Somos da geração de empresários atropelada pela China, ela já destruiu o que podia destruir, comenta o vice-presidente da Federação das Indústrias de São Paulo, Juan Quirós, que, amanhã, participa de conferência fechada, no Fórum, sobre o crescimento da China como investidor mundial. A China está se voltando ao próprio mercado interno, e trocando a ênfase na produção de manufaturas pelo foco na produção e exportação de serviços, diz Quirós. É melhor não nos dedicarmos a setores que a China vai enfocar, os serviços intensivos de mão-de-obra, como call centers.

No discurso do setor privado e nos estudos que circulam pelo Fórum Econômico não se nega o perigo representado pela China, para os países da América Latina, mas empresários e analistas começam a explorar maneiras de aproveitar a consolidação do país asiático como motor do crescimento mundial.

A não ser para alguns casos - no México e Colômbia, países muito voltados ao mercado dos EUA - não é verdade que a China esteja em competição com as nações latino-americanas por investimentos, afirma o estudo preparado pela OCDE, dos especialistas Ángel Arroba, Rolando Avendaño e Julio Estrada. Pelo contrário, os tipos de capital que vão para o mercado chinês são diferentes dos que se destinam a países como o Brasil, Argentina ou Chile.

Há indicações de que os investimentos na China são, principalmente, relacionados a transferências de tecnologia, enquanto as firmas locais têm farto financiamento interno. Em contraste, os investimentos destinados à América Latina são atraídos pelos altos retornos, gerados pela escassez de capitais na região.

Outro mito contestado pelo estudo da OCDE é o da vantagem conferida à China pela mão-de-obra barata. Os indicadores econômicos mostram que o grande aumento da produtividade local e farta disponibilidade de capital explicam melhor o êxito chinês do que o custo de mão-de-obra, que vem aumentando. A taxa de investimentos tem se situado em torno de 40% anuais, sem que, como seria de se esperar, tenha caído a taxa de retorno de capital, estável em torno de 20%. Essa estabilidade, para os especialistas da OCDE, mostra a capacidade chinesa de extrair ganhos de produtividade do capital instalado.

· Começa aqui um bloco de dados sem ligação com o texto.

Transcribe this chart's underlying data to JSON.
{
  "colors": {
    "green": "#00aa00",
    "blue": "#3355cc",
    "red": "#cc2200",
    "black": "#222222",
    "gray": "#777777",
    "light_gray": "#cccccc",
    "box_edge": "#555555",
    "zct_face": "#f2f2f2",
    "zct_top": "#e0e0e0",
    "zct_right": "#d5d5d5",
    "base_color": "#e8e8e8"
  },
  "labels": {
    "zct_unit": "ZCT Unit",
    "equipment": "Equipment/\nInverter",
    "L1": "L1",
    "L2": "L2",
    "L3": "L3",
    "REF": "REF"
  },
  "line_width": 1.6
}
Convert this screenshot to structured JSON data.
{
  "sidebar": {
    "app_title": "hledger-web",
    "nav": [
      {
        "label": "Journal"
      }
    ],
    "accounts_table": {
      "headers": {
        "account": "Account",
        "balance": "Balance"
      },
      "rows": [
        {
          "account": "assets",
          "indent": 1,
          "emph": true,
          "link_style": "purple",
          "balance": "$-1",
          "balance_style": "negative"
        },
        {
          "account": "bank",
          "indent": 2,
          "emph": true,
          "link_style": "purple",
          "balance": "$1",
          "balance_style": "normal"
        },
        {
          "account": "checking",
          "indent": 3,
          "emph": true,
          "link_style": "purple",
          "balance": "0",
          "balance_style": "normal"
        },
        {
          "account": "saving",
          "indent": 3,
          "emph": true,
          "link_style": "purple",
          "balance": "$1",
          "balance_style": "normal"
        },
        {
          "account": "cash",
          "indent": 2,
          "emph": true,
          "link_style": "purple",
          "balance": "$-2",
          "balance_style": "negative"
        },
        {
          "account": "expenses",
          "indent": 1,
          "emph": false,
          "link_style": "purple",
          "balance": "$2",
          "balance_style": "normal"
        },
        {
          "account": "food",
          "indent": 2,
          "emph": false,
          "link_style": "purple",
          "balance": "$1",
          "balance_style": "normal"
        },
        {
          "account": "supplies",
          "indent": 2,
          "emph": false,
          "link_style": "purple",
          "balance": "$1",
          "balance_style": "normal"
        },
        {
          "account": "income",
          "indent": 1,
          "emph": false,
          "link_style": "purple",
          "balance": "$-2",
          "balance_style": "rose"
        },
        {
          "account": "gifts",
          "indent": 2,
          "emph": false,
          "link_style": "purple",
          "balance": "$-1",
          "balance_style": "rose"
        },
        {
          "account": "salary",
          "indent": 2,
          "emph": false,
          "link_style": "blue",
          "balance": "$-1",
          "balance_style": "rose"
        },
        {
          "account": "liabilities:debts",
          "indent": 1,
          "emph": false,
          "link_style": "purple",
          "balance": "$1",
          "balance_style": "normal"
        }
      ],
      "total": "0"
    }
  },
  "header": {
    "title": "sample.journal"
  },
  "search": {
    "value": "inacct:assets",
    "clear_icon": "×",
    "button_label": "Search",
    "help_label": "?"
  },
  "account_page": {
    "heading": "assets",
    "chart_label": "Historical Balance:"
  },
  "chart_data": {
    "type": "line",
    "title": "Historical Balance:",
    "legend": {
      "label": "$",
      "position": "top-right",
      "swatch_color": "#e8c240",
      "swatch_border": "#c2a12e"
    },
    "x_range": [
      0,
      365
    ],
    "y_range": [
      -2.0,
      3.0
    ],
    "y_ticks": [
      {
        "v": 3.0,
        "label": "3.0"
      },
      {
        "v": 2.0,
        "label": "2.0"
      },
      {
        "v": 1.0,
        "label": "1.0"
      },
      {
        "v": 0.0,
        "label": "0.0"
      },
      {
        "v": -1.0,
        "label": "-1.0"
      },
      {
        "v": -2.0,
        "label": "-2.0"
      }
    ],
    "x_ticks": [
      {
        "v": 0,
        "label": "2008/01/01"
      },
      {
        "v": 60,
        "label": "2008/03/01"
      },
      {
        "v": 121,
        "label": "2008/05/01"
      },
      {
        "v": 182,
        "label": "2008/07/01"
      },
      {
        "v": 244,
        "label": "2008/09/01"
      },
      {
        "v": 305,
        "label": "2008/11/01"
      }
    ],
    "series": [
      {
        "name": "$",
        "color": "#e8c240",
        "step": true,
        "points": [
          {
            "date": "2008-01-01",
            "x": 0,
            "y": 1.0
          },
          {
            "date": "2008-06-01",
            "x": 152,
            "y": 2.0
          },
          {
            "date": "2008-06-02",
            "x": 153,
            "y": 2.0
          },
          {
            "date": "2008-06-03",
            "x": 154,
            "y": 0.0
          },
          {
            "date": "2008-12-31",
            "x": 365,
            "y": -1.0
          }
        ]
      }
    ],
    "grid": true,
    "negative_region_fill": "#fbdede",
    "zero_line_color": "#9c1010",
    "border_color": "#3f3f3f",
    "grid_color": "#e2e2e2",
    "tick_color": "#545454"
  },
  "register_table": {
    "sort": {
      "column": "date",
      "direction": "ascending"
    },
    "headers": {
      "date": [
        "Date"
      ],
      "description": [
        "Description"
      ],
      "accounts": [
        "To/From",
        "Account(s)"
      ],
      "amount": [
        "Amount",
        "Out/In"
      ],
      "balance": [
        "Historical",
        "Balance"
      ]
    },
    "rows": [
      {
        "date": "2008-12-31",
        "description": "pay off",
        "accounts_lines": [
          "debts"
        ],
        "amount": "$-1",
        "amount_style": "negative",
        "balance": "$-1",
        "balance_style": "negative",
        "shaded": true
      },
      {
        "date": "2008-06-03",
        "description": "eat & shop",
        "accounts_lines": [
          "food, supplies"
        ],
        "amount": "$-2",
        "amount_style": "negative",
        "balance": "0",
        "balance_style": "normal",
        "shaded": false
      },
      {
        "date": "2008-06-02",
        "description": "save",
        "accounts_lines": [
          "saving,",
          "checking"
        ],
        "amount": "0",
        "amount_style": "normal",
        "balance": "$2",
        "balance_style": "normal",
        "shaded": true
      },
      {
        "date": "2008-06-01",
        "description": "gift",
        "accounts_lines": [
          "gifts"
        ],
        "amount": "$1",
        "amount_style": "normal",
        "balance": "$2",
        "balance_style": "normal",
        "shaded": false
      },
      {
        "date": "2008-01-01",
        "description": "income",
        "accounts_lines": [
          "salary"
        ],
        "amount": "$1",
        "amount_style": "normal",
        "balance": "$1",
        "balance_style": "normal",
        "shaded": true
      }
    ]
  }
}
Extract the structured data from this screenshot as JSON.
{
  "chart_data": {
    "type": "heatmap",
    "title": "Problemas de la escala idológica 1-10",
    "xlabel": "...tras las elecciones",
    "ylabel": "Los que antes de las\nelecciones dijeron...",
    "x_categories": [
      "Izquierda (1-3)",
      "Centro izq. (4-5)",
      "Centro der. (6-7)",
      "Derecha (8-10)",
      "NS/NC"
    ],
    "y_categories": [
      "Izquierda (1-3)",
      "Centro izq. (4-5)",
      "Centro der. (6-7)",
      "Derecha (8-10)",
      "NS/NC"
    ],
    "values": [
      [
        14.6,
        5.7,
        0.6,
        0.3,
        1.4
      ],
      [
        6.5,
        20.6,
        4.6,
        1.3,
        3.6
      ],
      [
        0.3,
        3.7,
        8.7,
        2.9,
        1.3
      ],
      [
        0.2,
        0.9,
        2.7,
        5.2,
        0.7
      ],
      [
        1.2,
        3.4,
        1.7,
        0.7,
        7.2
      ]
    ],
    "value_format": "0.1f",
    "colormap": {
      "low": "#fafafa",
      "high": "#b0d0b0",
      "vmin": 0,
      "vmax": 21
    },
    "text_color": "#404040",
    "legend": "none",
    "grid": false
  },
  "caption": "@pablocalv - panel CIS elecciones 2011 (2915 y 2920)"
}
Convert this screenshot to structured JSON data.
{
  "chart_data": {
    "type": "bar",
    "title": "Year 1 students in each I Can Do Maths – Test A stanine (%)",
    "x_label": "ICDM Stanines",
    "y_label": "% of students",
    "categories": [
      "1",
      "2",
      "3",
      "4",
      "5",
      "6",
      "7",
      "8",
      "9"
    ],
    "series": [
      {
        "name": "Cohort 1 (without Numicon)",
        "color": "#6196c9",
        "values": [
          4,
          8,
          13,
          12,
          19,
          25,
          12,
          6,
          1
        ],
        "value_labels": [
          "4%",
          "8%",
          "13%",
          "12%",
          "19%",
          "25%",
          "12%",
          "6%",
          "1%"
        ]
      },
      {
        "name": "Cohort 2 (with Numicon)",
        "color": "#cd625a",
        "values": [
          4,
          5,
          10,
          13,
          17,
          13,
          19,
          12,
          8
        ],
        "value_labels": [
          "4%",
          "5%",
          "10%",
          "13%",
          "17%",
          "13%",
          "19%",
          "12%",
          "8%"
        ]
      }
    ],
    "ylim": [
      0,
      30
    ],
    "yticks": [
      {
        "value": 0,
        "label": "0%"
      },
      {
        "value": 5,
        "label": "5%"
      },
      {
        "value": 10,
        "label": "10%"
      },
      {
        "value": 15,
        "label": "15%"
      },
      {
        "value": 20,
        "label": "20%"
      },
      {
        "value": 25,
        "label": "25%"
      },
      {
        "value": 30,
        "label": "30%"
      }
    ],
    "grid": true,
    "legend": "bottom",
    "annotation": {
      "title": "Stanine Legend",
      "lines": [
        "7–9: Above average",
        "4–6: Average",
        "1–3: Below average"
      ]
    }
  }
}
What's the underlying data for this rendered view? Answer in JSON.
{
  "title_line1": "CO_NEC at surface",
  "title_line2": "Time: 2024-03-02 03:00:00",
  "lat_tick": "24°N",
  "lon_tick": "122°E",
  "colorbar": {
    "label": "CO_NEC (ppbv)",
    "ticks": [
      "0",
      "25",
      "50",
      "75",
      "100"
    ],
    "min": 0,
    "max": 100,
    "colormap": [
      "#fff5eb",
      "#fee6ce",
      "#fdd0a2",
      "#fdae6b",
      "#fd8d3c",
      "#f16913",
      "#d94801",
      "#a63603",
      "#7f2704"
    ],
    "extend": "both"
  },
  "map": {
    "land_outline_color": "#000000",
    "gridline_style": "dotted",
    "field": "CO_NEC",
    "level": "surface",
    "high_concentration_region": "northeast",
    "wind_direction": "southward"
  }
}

A China está se tornando exportadora líquida de capital, isto é, investe crescentemente em outros países, mais do que recebe investimentos, o que nas próximas décadas só beneficiará a região, afirmam os especialistas. O estudo da OCDE também contesta a tese de que o crescimento chinês só beneficia exportadores de commodities, como alimentos, minérios e petróleo, e prejudica fortemente países com manufaturas de menor conteúdo tecnológico.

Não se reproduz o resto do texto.